Pour le cas de Ouragahio, tu dis aux gens de ne pas aller aux élections, le monsieur brave ton interdiction, va en indépendant et gagne et tu le prends, tu le récompense et tu fais de lui ton secrétaire national. C’est une démarche paradoxale. Si donc la CEI n’est pas le problème, à quoi ça sert de sortir pour aller marcher contre cette CEI? C’est pourquoi nous ne sommes pas sortis le jeudi. Si le motif de la marche concernait Gbagbo, rien ne pouvait contenir le monde qui allait sortir. Donc quand vous parlez de fiasco, vous avez quelque part raison. Mais notez que ce n’est pas parce que le FPI est faible, mais le problème aujourd’hui, c’est Sangaré. En 2013, on n’a pas participé aux élections municipales et régionales. En 2015, on a laissé un boulevard à Ouattara et il a été réélu et gouverne tranquillement le pays. En 2016, Sangaré nous dit encore de boycotter les élections. Nous sommes en 2018, Demain (Ndlr : Samedi 24 mars 2018) Ouattara va organiser ses sénatoriales et puis il n’y aura rien.
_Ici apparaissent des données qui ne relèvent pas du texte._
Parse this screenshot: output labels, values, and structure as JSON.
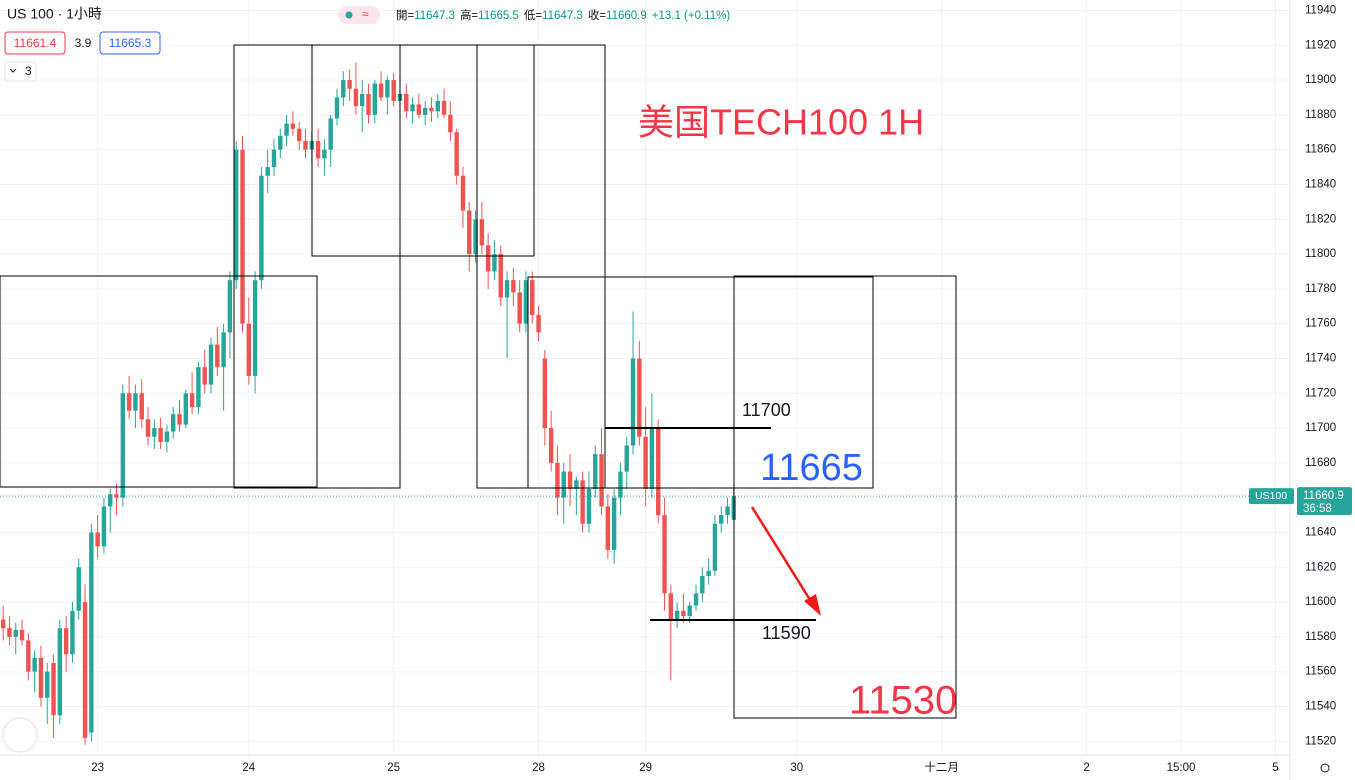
{
  "header": {
    "symbol": "US 100 · 1小時",
    "bid": "11661.4",
    "spread": "3.9",
    "ask": "11665.3",
    "indicators": "3",
    "ohlc_legend": [
      {
        "label": "開=",
        "value": 11647.3
      },
      {
        "label": "高=",
        "value": 11665.5
      },
      {
        "label": "低=",
        "value": 11647.3
      },
      {
        "label": "收=",
        "value": 11660.9
      }
    ],
    "change": "+13.1 (+0.11%)"
  },
  "chart_data": {
    "type": "candlestick",
    "up_color": "#26a69a",
    "down_color": "#ef5350",
    "grid": true,
    "ylim": [
      11515,
      11946
    ],
    "yticks": [
      11520,
      11540,
      11560,
      11580,
      11600,
      11620,
      11640,
      11660,
      11680,
      11700,
      11720,
      11740,
      11760,
      11780,
      11800,
      11820,
      11840,
      11860,
      11880,
      11900,
      11920,
      11940
    ],
    "xlim": [
      -0.5,
      204.3
    ],
    "xticks": [
      {
        "value": 15,
        "label": "23"
      },
      {
        "value": 39,
        "label": "24"
      },
      {
        "value": 62,
        "label": "25"
      },
      {
        "value": 85,
        "label": "28"
      },
      {
        "value": 102,
        "label": "29"
      },
      {
        "value": 126,
        "label": "30"
      },
      {
        "value": 149,
        "label": "十二月"
      },
      {
        "value": 172,
        "label": "2"
      },
      {
        "value": 187,
        "label": "15:00"
      },
      {
        "value": 202,
        "label": "5"
      }
    ],
    "last_price": 11660.9,
    "symbol_tag": "US100",
    "countdown": "36:58",
    "annotations": [
      "美国TECH100 1H",
      "11700",
      "11665",
      "11590",
      "11530"
    ],
    "ohlc": [
      [
        11590,
        11598,
        11578,
        11585
      ],
      [
        11585,
        11592,
        11575,
        11580
      ],
      [
        11580,
        11588,
        11570,
        11584
      ],
      [
        11584,
        11590,
        11575,
        11578
      ],
      [
        11578,
        11582,
        11555,
        11560
      ],
      [
        11560,
        11572,
        11548,
        11568
      ],
      [
        11568,
        11575,
        11540,
        11545
      ],
      [
        11545,
        11565,
        11530,
        11560
      ],
      [
        11565,
        11570,
        11522,
        11535
      ],
      [
        11535,
        11590,
        11530,
        11585
      ],
      [
        11585,
        11592,
        11560,
        11570
      ],
      [
        11570,
        11600,
        11565,
        11595
      ],
      [
        11595,
        11625,
        11590,
        11620
      ],
      [
        11600,
        11610,
        11518,
        11522
      ],
      [
        11525,
        11645,
        11520,
        11640
      ],
      [
        11640,
        11650,
        11625,
        11632
      ],
      [
        11632,
        11660,
        11628,
        11655
      ],
      [
        11655,
        11665,
        11640,
        11662
      ],
      [
        11662,
        11668,
        11650,
        11660
      ],
      [
        11660,
        11725,
        11655,
        11720
      ],
      [
        11720,
        11730,
        11705,
        11710
      ],
      [
        11710,
        11725,
        11700,
        11720
      ],
      [
        11720,
        11728,
        11700,
        11705
      ],
      [
        11705,
        11712,
        11690,
        11695
      ],
      [
        11695,
        11705,
        11688,
        11700
      ],
      [
        11700,
        11706,
        11688,
        11692
      ],
      [
        11692,
        11702,
        11686,
        11698
      ],
      [
        11698,
        11712,
        11694,
        11708
      ],
      [
        11708,
        11716,
        11698,
        11702
      ],
      [
        11702,
        11722,
        11700,
        11720
      ],
      [
        11720,
        11732,
        11708,
        11712
      ],
      [
        11712,
        11738,
        11708,
        11735
      ],
      [
        11735,
        11745,
        11720,
        11725
      ],
      [
        11725,
        11752,
        11720,
        11748
      ],
      [
        11748,
        11758,
        11730,
        11735
      ],
      [
        11735,
        11760,
        11710,
        11755
      ],
      [
        11755,
        11790,
        11740,
        11785
      ],
      [
        11785,
        11865,
        11780,
        11860
      ],
      [
        11860,
        11868,
        11755,
        11760
      ],
      [
        11760,
        11775,
        11725,
        11730
      ],
      [
        11730,
        11790,
        11720,
        11785
      ],
      [
        11785,
        11850,
        11780,
        11845
      ],
      [
        11845,
        11860,
        11835,
        11850
      ],
      [
        11850,
        11866,
        11845,
        11860
      ],
      [
        11860,
        11872,
        11855,
        11868
      ],
      [
        11868,
        11880,
        11862,
        11875
      ],
      [
        11875,
        11882,
        11868,
        11872
      ],
      [
        11872,
        11876,
        11860,
        11865
      ],
      [
        11865,
        11872,
        11855,
        11860
      ],
      [
        11860,
        11870,
        11852,
        11865
      ],
      [
        11865,
        11872,
        11850,
        11855
      ],
      [
        11855,
        11866,
        11845,
        11860
      ],
      [
        11860,
        11880,
        11850,
        11878
      ],
      [
        11878,
        11895,
        11874,
        11890
      ],
      [
        11890,
        11905,
        11885,
        11900
      ],
      [
        11900,
        11906,
        11888,
        11895
      ],
      [
        11895,
        11910,
        11880,
        11885
      ],
      [
        11885,
        11900,
        11870,
        11892
      ],
      [
        11892,
        11898,
        11875,
        11880
      ],
      [
        11880,
        11900,
        11875,
        11898
      ],
      [
        11898,
        11905,
        11888,
        11890
      ],
      [
        11890,
        11902,
        11880,
        11900
      ],
      [
        11900,
        11904,
        11885,
        11888
      ],
      [
        11888,
        11896,
        11880,
        11892
      ],
      [
        11892,
        11898,
        11878,
        11882
      ],
      [
        11882,
        11890,
        11875,
        11886
      ],
      [
        11886,
        11892,
        11878,
        11880
      ],
      [
        11880,
        11888,
        11874,
        11884
      ],
      [
        11884,
        11890,
        11876,
        11882
      ],
      [
        11882,
        11892,
        11878,
        11888
      ],
      [
        11888,
        11895,
        11878,
        11880
      ],
      [
        11880,
        11888,
        11865,
        11870
      ],
      [
        11870,
        11872,
        11840,
        11845
      ],
      [
        11845,
        11850,
        11815,
        11825
      ],
      [
        11825,
        11830,
        11790,
        11800
      ],
      [
        11800,
        11825,
        11795,
        11820
      ],
      [
        11820,
        11830,
        11800,
        11805
      ],
      [
        11805,
        11812,
        11780,
        11790
      ],
      [
        11790,
        11808,
        11785,
        11800
      ],
      [
        11800,
        11805,
        11770,
        11775
      ],
      [
        11775,
        11790,
        11740,
        11785
      ],
      [
        11785,
        11792,
        11770,
        11778
      ],
      [
        11778,
        11785,
        11755,
        11760
      ],
      [
        11760,
        11790,
        11755,
        11785
      ],
      [
        11785,
        11790,
        11760,
        11765
      ],
      [
        11765,
        11770,
        11750,
        11755
      ],
      [
        11740,
        11745,
        11690,
        11700
      ],
      [
        11700,
        11710,
        11675,
        11680
      ],
      [
        11680,
        11690,
        11650,
        11660
      ],
      [
        11660,
        11680,
        11645,
        11675
      ],
      [
        11675,
        11685,
        11655,
        11665
      ],
      [
        11665,
        11672,
        11650,
        11670
      ],
      [
        11670,
        11675,
        11640,
        11645
      ],
      [
        11645,
        11675,
        11640,
        11665
      ],
      [
        11665,
        11690,
        11660,
        11685
      ],
      [
        11685,
        11700,
        11650,
        11655
      ],
      [
        11655,
        11662,
        11625,
        11630
      ],
      [
        11630,
        11665,
        11622,
        11660
      ],
      [
        11660,
        11680,
        11650,
        11675
      ],
      [
        11675,
        11695,
        11665,
        11690
      ],
      [
        11690,
        11767,
        11685,
        11740
      ],
      [
        11740,
        11750,
        11690,
        11695
      ],
      [
        11695,
        11712,
        11655,
        11665
      ],
      [
        11665,
        11720,
        11660,
        11700
      ],
      [
        11700,
        11705,
        11645,
        11650
      ],
      [
        11650,
        11660,
        11595,
        11605
      ],
      [
        11605,
        11610,
        11555,
        11590
      ],
      [
        11590,
        11600,
        11585,
        11595
      ],
      [
        11595,
        11605,
        11588,
        11592
      ],
      [
        11592,
        11600,
        11588,
        11598
      ],
      [
        11598,
        11610,
        11595,
        11605
      ],
      [
        11605,
        11620,
        11600,
        11615
      ],
      [
        11615,
        11625,
        11610,
        11618
      ],
      [
        11618,
        11650,
        11615,
        11645
      ],
      [
        11645,
        11655,
        11640,
        11650
      ],
      [
        11650,
        11660,
        11645,
        11655
      ],
      [
        11647.3,
        11665.5,
        11647.3,
        11660.9
      ]
    ]
  }
}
Dans quelques mois, il sera question d’organiser les élections municipales et régionales et Sangaré continue de nous dire de ne pas participer à ces élections. Pendant ce temps, lui, continue de prendre la rente viagère que Ouattara lui verse chaque mois en sa qualité d’ancien président d’institution. C’est dans quelle logique politique Sangaré veut nous amener au juste ? Si nous acceptons de boycotter les prochaines élections locales comme il le souhaite en prenant pour prétexte la CEI, on va attendre jusqu’en 2023 pour voir si nous pouvons encore participer à une élection dans ce pays. Mais pendant ce temps, lui, n’a pas de problème. Il va continuer de toucher sa rente viagère toute sa vie. Il est vrai que la CEI dans sa forme actuelle ne nous convient pas, mais c’est cette même CEI qui était là et puis certains de nos proches ont battu les candidats de Ouattara.
Il nous faut changer d’approche politique. Pour nous, la CEI n’est donc pas le vrai problème. On doit changer de stratégie et réorienter notre vision politique. Beaucoup parmi nous ont compris, c’est pourquoi ils ne sont plus prêts à suivre aveuglement les mots d’ordre de marche. Donc votre fiasco dont vous parlez, c’est le fiasco de Sangaré. Ce n’est pas le fiasco de tout le monde. Mais je vous informe également que les gens sont en train de se préparer pour les élections municipales. Avec Sangaré, on ne sait plus dans quoi on est ».